I brand content devono farsi strada in questo turbinio di prodotti multimediali e la strada è in salita.
Cosa fare? WBC è qui per te.
Surfare sull’onda.
Surfare sulla cresta dell’onda dei feedback loop e raggiungere l’olimpo dei contenuti, raggiungendo più persone possibile è una sfida che solo i surfisti con più risorse possono vincere.
Un contenuto brand non potrà mai competere con i colossi dell’intrattenimento, però può sfruttare l’onda e cavalcare il successo di ciò che è in tendenza.
È il real time marketing: individuare il trend del momento ed inserirsi nei discorsi online che gravitano attorno a quello specifico argomento con contenuti creativi, spesso ironici, orientati all’engagement.
Soffiare nella bolla.
La bolla per un marketer non è nient’altro che il luogo dove incontrare il proprio target.
L’obiettivo è entrare in questa bolla e soffiarci dentro: creare contenuti utili, ingaggianti favorendo la condivisione, aumentando la reputazione del brand fino a rompere il reticolo di sapone della bolla e raggiungere un pubblico più ampio.
Il mio (data) Tesoro.
Se il feedback loop è così importante, lo sono altrettanto i dati attraverso cui i digital strategist riescono a capire l’andamento di un contenuto.

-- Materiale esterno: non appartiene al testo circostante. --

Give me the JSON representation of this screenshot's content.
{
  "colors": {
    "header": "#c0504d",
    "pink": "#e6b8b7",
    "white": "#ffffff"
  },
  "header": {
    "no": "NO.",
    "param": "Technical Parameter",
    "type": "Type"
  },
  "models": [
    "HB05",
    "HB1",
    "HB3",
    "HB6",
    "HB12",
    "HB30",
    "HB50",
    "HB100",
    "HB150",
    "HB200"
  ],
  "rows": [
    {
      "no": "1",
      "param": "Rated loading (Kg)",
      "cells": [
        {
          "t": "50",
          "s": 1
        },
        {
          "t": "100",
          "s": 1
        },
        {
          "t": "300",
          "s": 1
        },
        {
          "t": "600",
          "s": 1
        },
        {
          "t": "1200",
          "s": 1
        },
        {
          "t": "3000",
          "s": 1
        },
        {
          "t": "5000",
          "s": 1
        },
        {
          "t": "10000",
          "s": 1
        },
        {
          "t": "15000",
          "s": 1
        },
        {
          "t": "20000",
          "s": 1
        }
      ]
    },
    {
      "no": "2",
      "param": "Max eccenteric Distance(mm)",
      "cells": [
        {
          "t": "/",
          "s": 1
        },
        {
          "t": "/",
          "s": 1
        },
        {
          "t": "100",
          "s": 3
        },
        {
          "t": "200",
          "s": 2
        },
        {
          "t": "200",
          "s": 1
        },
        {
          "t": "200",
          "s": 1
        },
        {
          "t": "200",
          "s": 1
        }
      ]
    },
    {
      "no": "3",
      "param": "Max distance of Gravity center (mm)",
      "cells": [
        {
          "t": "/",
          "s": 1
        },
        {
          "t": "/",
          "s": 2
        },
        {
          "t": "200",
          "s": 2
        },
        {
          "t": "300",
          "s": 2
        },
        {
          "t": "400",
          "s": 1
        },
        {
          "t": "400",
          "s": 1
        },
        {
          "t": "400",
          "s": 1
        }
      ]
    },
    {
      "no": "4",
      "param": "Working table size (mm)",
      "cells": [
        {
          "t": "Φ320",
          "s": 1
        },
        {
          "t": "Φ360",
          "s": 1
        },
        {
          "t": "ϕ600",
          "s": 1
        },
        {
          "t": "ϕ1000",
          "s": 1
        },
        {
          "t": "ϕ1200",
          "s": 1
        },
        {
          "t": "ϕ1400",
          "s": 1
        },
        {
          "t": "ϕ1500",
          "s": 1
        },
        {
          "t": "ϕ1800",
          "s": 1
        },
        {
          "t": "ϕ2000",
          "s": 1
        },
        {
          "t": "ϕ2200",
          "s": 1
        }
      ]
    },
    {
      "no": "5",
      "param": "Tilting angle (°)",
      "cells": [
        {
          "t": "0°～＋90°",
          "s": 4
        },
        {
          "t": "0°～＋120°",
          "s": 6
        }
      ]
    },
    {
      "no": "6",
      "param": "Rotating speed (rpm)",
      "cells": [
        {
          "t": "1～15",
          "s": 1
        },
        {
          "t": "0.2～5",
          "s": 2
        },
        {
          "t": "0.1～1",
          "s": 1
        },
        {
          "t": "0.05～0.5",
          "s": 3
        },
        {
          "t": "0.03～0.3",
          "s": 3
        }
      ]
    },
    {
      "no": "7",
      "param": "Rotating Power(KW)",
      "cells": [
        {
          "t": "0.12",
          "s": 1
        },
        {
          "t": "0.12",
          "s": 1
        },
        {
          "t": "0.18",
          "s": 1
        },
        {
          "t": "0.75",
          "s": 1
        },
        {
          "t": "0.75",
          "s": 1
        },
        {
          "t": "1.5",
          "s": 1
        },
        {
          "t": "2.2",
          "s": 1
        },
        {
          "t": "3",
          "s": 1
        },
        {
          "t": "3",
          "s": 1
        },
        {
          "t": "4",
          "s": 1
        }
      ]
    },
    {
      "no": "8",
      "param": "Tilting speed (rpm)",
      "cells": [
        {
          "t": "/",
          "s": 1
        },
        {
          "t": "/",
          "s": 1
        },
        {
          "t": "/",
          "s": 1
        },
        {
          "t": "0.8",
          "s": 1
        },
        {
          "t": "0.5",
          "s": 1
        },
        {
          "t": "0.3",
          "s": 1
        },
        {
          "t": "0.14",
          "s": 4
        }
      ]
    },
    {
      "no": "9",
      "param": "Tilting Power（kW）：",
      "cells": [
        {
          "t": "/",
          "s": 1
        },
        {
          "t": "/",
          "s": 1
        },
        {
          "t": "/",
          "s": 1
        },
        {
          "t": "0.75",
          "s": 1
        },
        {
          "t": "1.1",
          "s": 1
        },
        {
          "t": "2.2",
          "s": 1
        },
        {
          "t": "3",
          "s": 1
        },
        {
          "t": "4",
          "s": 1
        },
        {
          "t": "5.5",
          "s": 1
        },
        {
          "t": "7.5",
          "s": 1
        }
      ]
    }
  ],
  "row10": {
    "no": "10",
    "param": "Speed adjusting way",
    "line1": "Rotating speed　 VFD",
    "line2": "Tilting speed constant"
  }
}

Raccogliere i feedback significa individuare i KPI più funzionali e monitorare costantemente al fine di ponderare e nel caso aggiustare la mira di ogni contenuto per migliorare le performance.
Super Hero Blog.
Tutti abbiamo un supereroe del cuore, per noi di WBC, il nostro eroe preferito è un contenuto in grado di vincere la concorrenza e scalare la montagna del web.
Se hai letto questo articolo e ti è piaciuto, probabilmente avrà dei poteri anche lui.